J’ai expliqué à Kami que si nous avions été choisis, c’était parce que nous n’aurions pas recherché une mission aussi difficile. Cela s’est confirmé quelques jours plus tard lorsque nous avons été chargés, sœur Brough et moi, de nous rendre en Inde à une conférence missionnaire. L’avion qui desservait la ligne Hong-Kong/New Delhi, était un vol de nuit qui arrivait à New Delhi vers deux heures du matin. Même à cette heure tardive, il y avait des centaines de chauffeurs de taxi qui voulaient assurer notre transport. Après en avoir choisi un, nous avons entrepris notre voyage d’une quarantaine de kilomètres jusqu’à l’hôtel. Malgré l’heure tardive, les routes étaient encombrées d’animaux, de gens et d’autres véhicules. Au milieu d’un carrefour, le moteur du taxi s’est arrêté. J’ai regardé avec une inquiétude croissante le chauffeur essayer vainement de remettre le moteur en route. Finalement, manifestement excédé, il s’est tourné vers moi et a dit dans son meilleur anglais: «Pousser taxi!» Il était trois heures du matin et nous étions, ma femme et moi, très fatigués. Je suis descendu du taxi et j’ai essayé de lui faire traverser le carrefour, mais en vain. Le conducteur a alors dit à ma femme: «Pousser taxi.» Lanette est descendue de la voiture et a commencé à m’aider à pousser le taxi dans le carrefour. Pendant que nous nous efforçions de le pousser au milieu de la circulation, j’ai dit à ma femme: «Il y a certaines chose que nous n’avons pas comprises quand nous avons reçu cet appel.»

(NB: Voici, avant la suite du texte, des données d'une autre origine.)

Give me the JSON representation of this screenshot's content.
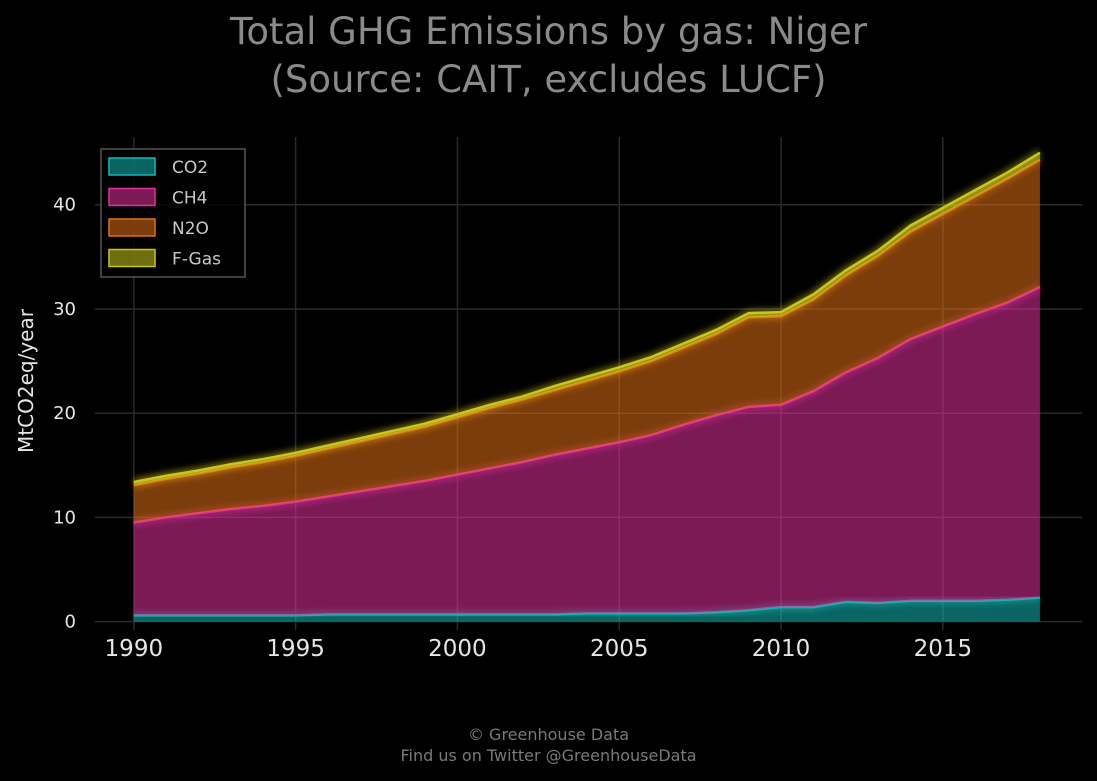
{
  "title_line1": "Total GHG Emissions by gas: Niger",
  "title_line2": "(Source: CAIT, excludes LUCF)",
  "credit_line1": "© Greenhouse Data",
  "credit_line2": "Find us on Twitter @GreenhouseData",
  "colors": {
    "background": "#000000",
    "grid": "#2a2a2a",
    "text": "#e6e6e6",
    "CO2": "#12b7b1",
    "CH4": "#e0309a",
    "N2O": "#e06f14",
    "F-Gas": "#c8c81a"
  },
  "chart_data": {
    "type": "area",
    "stacked": true,
    "title": "Total GHG Emissions by gas: Niger (Source: CAIT, excludes LUCF)",
    "xlabel": "",
    "ylabel": "MtCO2eq/year",
    "xlim": [
      1988.8,
      2019.3
    ],
    "ylim": [
      -0.8,
      46.5
    ],
    "xticks": [
      1990,
      1995,
      2000,
      2005,
      2010,
      2015
    ],
    "yticks": [
      0,
      10,
      20,
      30,
      40
    ],
    "grid": true,
    "legend_position": "top-left",
    "x": [
      1990,
      1991,
      1992,
      1993,
      1994,
      1995,
      1996,
      1997,
      1998,
      1999,
      2000,
      2001,
      2002,
      2003,
      2004,
      2005,
      2006,
      2007,
      2008,
      2009,
      2010,
      2011,
      2012,
      2013,
      2014,
      2015,
      2016,
      2017,
      2018
    ],
    "series": [
      {
        "name": "CO2",
        "values": [
          0.6,
          0.6,
          0.6,
          0.6,
          0.6,
          0.6,
          0.7,
          0.7,
          0.7,
          0.7,
          0.7,
          0.7,
          0.7,
          0.7,
          0.8,
          0.8,
          0.8,
          0.8,
          0.9,
          1.1,
          1.4,
          1.4,
          1.9,
          1.8,
          2.0,
          2.0,
          2.0,
          2.1,
          2.3
        ]
      },
      {
        "name": "CH4",
        "values": [
          8.9,
          9.4,
          9.8,
          10.2,
          10.5,
          10.9,
          11.3,
          11.8,
          12.3,
          12.8,
          13.4,
          14.0,
          14.6,
          15.3,
          15.8,
          16.4,
          17.1,
          18.1,
          18.9,
          19.5,
          19.4,
          20.7,
          22.0,
          23.5,
          25.1,
          26.3,
          27.5,
          28.5,
          29.8
        ]
      },
      {
        "name": "N2O",
        "values": [
          3.6,
          3.7,
          3.8,
          4.0,
          4.2,
          4.4,
          4.6,
          4.8,
          5.0,
          5.2,
          5.5,
          5.8,
          6.0,
          6.2,
          6.5,
          6.8,
          7.1,
          7.4,
          7.8,
          8.6,
          8.5,
          8.8,
          9.3,
          9.8,
          10.3,
          10.8,
          11.3,
          11.9,
          12.2
        ]
      },
      {
        "name": "F-Gas",
        "values": [
          0.3,
          0.3,
          0.3,
          0.3,
          0.3,
          0.3,
          0.3,
          0.3,
          0.3,
          0.3,
          0.3,
          0.3,
          0.3,
          0.4,
          0.4,
          0.4,
          0.4,
          0.4,
          0.4,
          0.4,
          0.4,
          0.5,
          0.5,
          0.5,
          0.6,
          0.6,
          0.6,
          0.6,
          0.7
        ]
      }
    ]
  }
}
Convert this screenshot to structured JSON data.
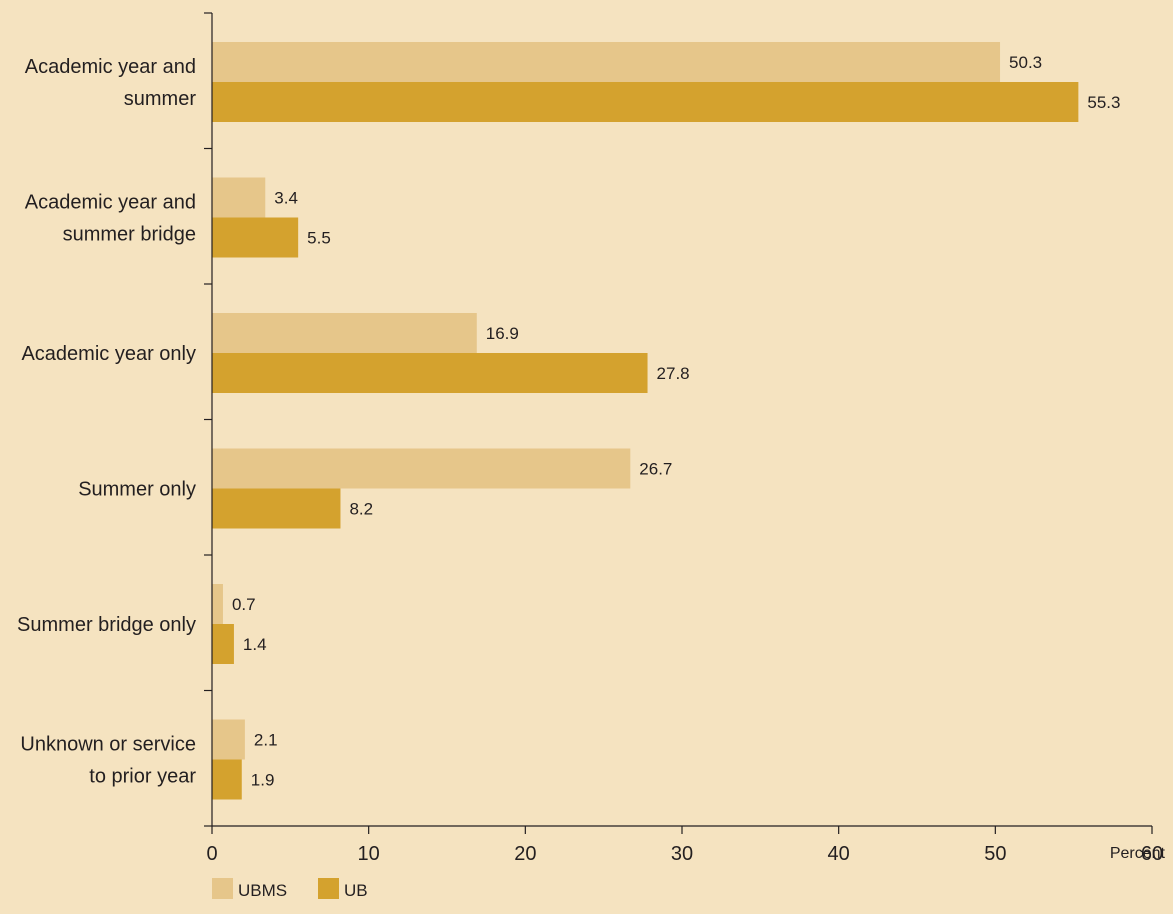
{
  "chart_data": {
    "type": "bar",
    "orientation": "horizontal",
    "categories": [
      [
        "Academic year and",
        "summer"
      ],
      [
        "Academic year and",
        "summer bridge"
      ],
      [
        "Academic year only"
      ],
      [
        "Summer only"
      ],
      [
        "Summer bridge only"
      ],
      [
        "Unknown or service",
        "to prior year"
      ]
    ],
    "series": [
      {
        "name": "UBMS",
        "color": "#e6c68a",
        "values": [
          50.3,
          3.4,
          16.9,
          26.7,
          0.7,
          2.1
        ]
      },
      {
        "name": "UB",
        "color": "#d4a22e",
        "values": [
          55.3,
          5.5,
          27.8,
          8.2,
          1.4,
          1.9
        ]
      }
    ],
    "xlim": [
      0,
      60
    ],
    "xticks": [
      0,
      10,
      20,
      30,
      40,
      50,
      60
    ],
    "xunit": "Percent",
    "grid": false,
    "legend_position": "bottom-left"
  }
}
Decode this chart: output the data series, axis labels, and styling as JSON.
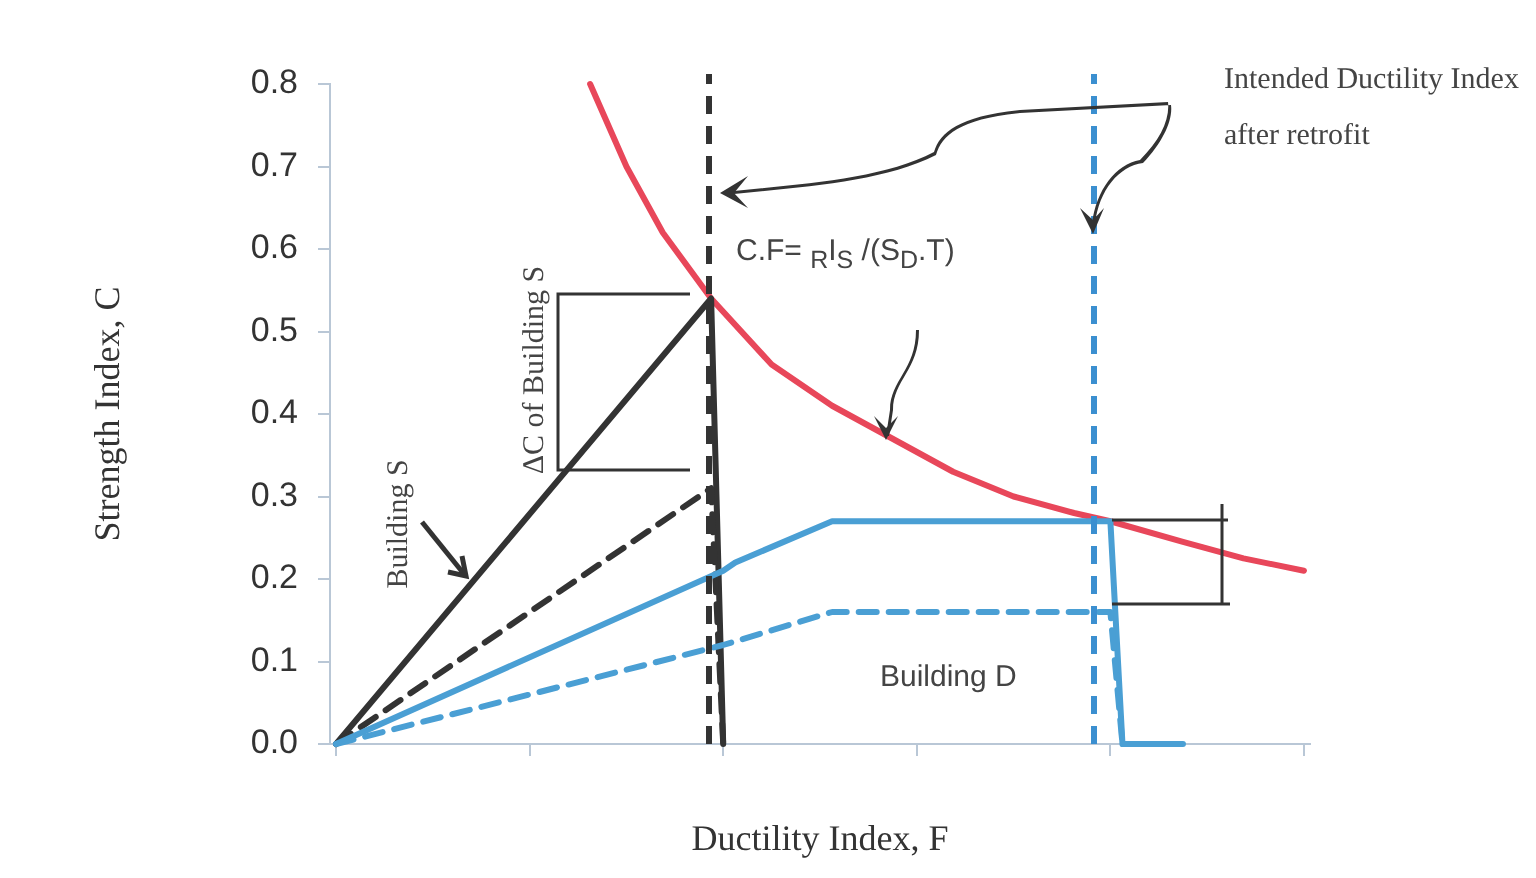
{
  "chart_data": {
    "type": "line",
    "xlabel": "Ductility Index, F",
    "ylabel": "Strength Index, C",
    "categories": [
      null,
      null,
      null,
      null,
      null,
      null,
      null,
      null,
      null,
      null,
      null,
      null,
      null,
      null,
      null,
      null,
      null,
      null,
      null,
      null,
      null,
      null,
      null,
      null,
      null,
      null,
      null,
      null,
      null,
      null,
      null,
      null,
      null,
      null,
      null,
      null,
      null,
      null,
      null,
      null,
      null,
      null,
      null,
      null,
      null,
      null,
      null,
      null,
      null,
      null,
      null,
      null,
      null,
      null,
      null,
      null,
      null,
      null,
      null,
      null,
      null,
      null,
      null,
      null,
      null,
      null,
      null,
      null,
      null,
      null,
      null,
      null,
      null,
      null,
      null,
      null,
      null,
      null,
      null,
      null,
      null
    ],
    "ylim": [
      0,
      0.8
    ],
    "yticks": [
      {
        "value": 0,
        "label": "0.0"
      },
      {
        "value": 0.1,
        "label": "0.1"
      },
      {
        "value": 0.2,
        "label": "0.2"
      },
      {
        "value": 0.3,
        "label": "0.3"
      },
      {
        "value": 0.4,
        "label": "0.4"
      },
      {
        "value": 0.5,
        "label": "0.5"
      },
      {
        "value": 0.6,
        "label": "0.6"
      },
      {
        "value": 0.7,
        "label": "0.7"
      },
      {
        "value": 0.8,
        "label": "0.8"
      }
    ],
    "grid": false,
    "legend": false,
    "marker": "none",
    "series": [
      {
        "color": "#e8475a",
        "line_style": "solid",
        "values": [
          null,
          null,
          null,
          null,
          null,
          null,
          null,
          null,
          null,
          null,
          null,
          null,
          null,
          null,
          null,
          null,
          null,
          null,
          null,
          null,
          null,
          0.8,
          null,
          null,
          0.7,
          null,
          null,
          0.62,
          null,
          null,
          null,
          0.54,
          null,
          null,
          null,
          null,
          0.46,
          null,
          null,
          null,
          null,
          0.41,
          null,
          null,
          null,
          null,
          0.37,
          null,
          null,
          null,
          null,
          0.33,
          null,
          null,
          null,
          null,
          0.3,
          null,
          null,
          null,
          null,
          0.28,
          null,
          null,
          0.27,
          null,
          null,
          null,
          null,
          null,
          0.245,
          null,
          null,
          null,
          null,
          0.225,
          null,
          null,
          null,
          null,
          0.21
        ]
      },
      {
        "color": "#333333",
        "line_style": "solid",
        "values": [
          0,
          null,
          null,
          null,
          null,
          null,
          null,
          null,
          null,
          null,
          null,
          null,
          null,
          null,
          null,
          null,
          null,
          null,
          null,
          null,
          null,
          null,
          null,
          null,
          null,
          null,
          null,
          null,
          null,
          null,
          null,
          0.54,
          0,
          null,
          null,
          null,
          null,
          null,
          null,
          null,
          null,
          null,
          null,
          null,
          null,
          null,
          null,
          null,
          null,
          null,
          null,
          null,
          null,
          null,
          null,
          null,
          null,
          null,
          null,
          null,
          null,
          null,
          null,
          null,
          null,
          null,
          null,
          null,
          null,
          null,
          null,
          null,
          null,
          null,
          null,
          null,
          null,
          null,
          null,
          null,
          null
        ]
      },
      {
        "color": "#333333",
        "line_style": "dashed",
        "values": [
          0,
          null,
          null,
          null,
          null,
          null,
          null,
          null,
          null,
          null,
          null,
          null,
          null,
          null,
          null,
          null,
          null,
          null,
          null,
          null,
          null,
          null,
          null,
          null,
          null,
          null,
          null,
          null,
          null,
          null,
          null,
          0.31,
          0,
          null,
          null,
          null,
          null,
          null,
          null,
          null,
          null,
          null,
          null,
          null,
          null,
          null,
          null,
          null,
          null,
          null,
          null,
          null,
          null,
          null,
          null,
          null,
          null,
          null,
          null,
          null,
          null,
          null,
          null,
          null,
          null,
          null,
          null,
          null,
          null,
          null,
          null,
          null,
          null,
          null,
          null,
          null,
          null,
          null,
          null,
          null,
          null
        ]
      },
      {
        "color": "#4a9fd4",
        "line_style": "solid",
        "values": [
          0,
          null,
          null,
          null,
          null,
          null,
          null,
          null,
          null,
          null,
          null,
          null,
          null,
          null,
          null,
          null,
          null,
          null,
          null,
          null,
          null,
          null,
          null,
          null,
          null,
          null,
          null,
          null,
          null,
          null,
          null,
          null,
          0.21,
          0.22,
          null,
          null,
          null,
          null,
          null,
          null,
          null,
          0.27,
          null,
          null,
          null,
          null,
          null,
          null,
          null,
          null,
          null,
          null,
          null,
          null,
          null,
          null,
          null,
          null,
          null,
          null,
          null,
          null,
          null,
          null,
          0.27,
          0,
          null,
          null,
          null,
          null,
          0,
          null,
          null,
          null,
          null,
          null,
          null,
          null,
          null,
          null,
          null
        ]
      },
      {
        "color": "#4a9fd4",
        "line_style": "dashed",
        "values": [
          0,
          null,
          null,
          null,
          null,
          null,
          null,
          null,
          null,
          null,
          null,
          null,
          null,
          null,
          null,
          null,
          null,
          null,
          null,
          null,
          null,
          null,
          null,
          null,
          null,
          null,
          null,
          null,
          null,
          null,
          null,
          null,
          0.12,
          null,
          null,
          null,
          null,
          null,
          null,
          null,
          null,
          0.16,
          null,
          null,
          null,
          null,
          null,
          null,
          null,
          null,
          null,
          null,
          null,
          null,
          null,
          null,
          null,
          null,
          null,
          null,
          null,
          null,
          null,
          null,
          0.16,
          0,
          null,
          null,
          null,
          null,
          null,
          null,
          null,
          null,
          null,
          null,
          null,
          null,
          null,
          null,
          null
        ]
      }
    ],
    "annotations": [
      "Intended Ductility Index after retrofit",
      "C.F= $_{R}$I$_{S}$ /(S$_{D}$.T)",
      "ΔC of Building S",
      "Building S",
      "Building D"
    ]
  }
}
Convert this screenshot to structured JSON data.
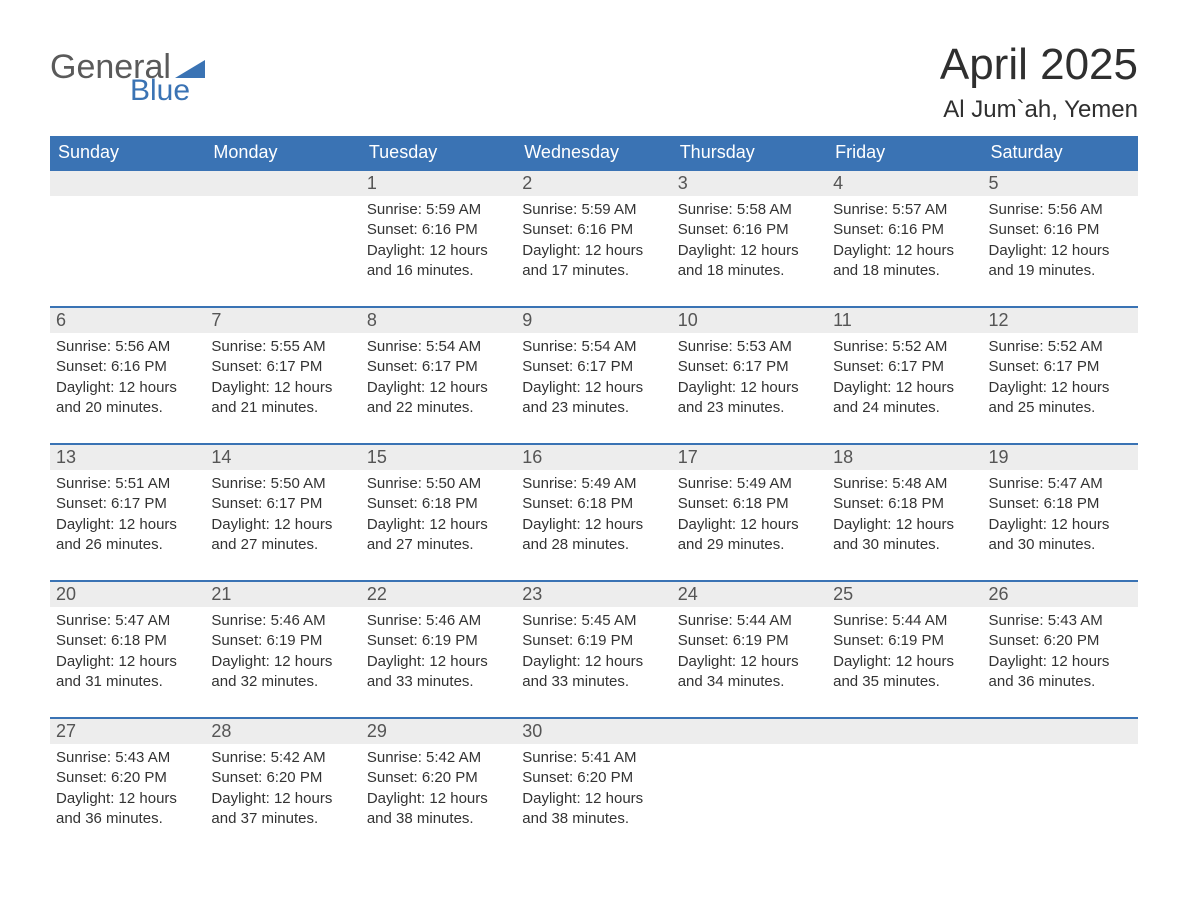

Je n’oublierai jamais ce qui nous est arrivé en juin 1993 lors d’une réunion spéciale à Pékin (Chine) avec des couples qui enseignaient à ce moment-là l’anglais dans le nord du Vietnam et en Mongolie. Après deux jours de formation et de révélation, nous avons terminé par ce cantique bien connu:

«Peut-être n’est-ce pas sur les monts,

Ni sur la mer en fureur,

Peut-être n’est-ce pas sur le front

Qu’il faut que je sois, Seigneur.»

Pendant que nous chantions, ma femme s’est penchée vers moi et m’a chuchoté à l’oreille: «Mais cela pourrait être ‹sur les monts›, cela pourrait être ‹sur la mer en fureur› et cela pourrait être ‹sur le front›.» Le Seigneur avait certainement besoin que ces personnes travaillent dans cette intéressante région du monde. Ce n’étaient pas ces couples missionnaires qui avaient décidé d’aller dans ces pays. Et pourtant quand nous regardons maintenant les résultats de leur service, je me rends compte qu’ils ont été choisis par le Seigneur pour cet appel spécial.

A quatre reprises, sœur Brough, nos enfants et moi avons ouvert avec excitation l’enveloppe contenant l’appel en mission et le lieu d’affectation de l’un de nos enfants. Chaque fois, nous avons pensé avec excitation aux divers endroits où il pourrait être envoyé. Chacun d’eux avait bien entendu ses préférences, mais dès qu’il lisait les mots: «Vous êtes affecté par la présente à la mission une telle», sans exception, chaque membre de la famille se sentait envahi par le sentiment que c’était juste et bien. Nous savions chacun qu’un prophète avait guidé le processus divin de sélection, que quatre de nos enfants ont accepté de bon cœur. Des dizaines de milliers d’anciens missionnaires peuvent également témoigner de ce processus et de l’inspiration divine de leur appel missionnaire.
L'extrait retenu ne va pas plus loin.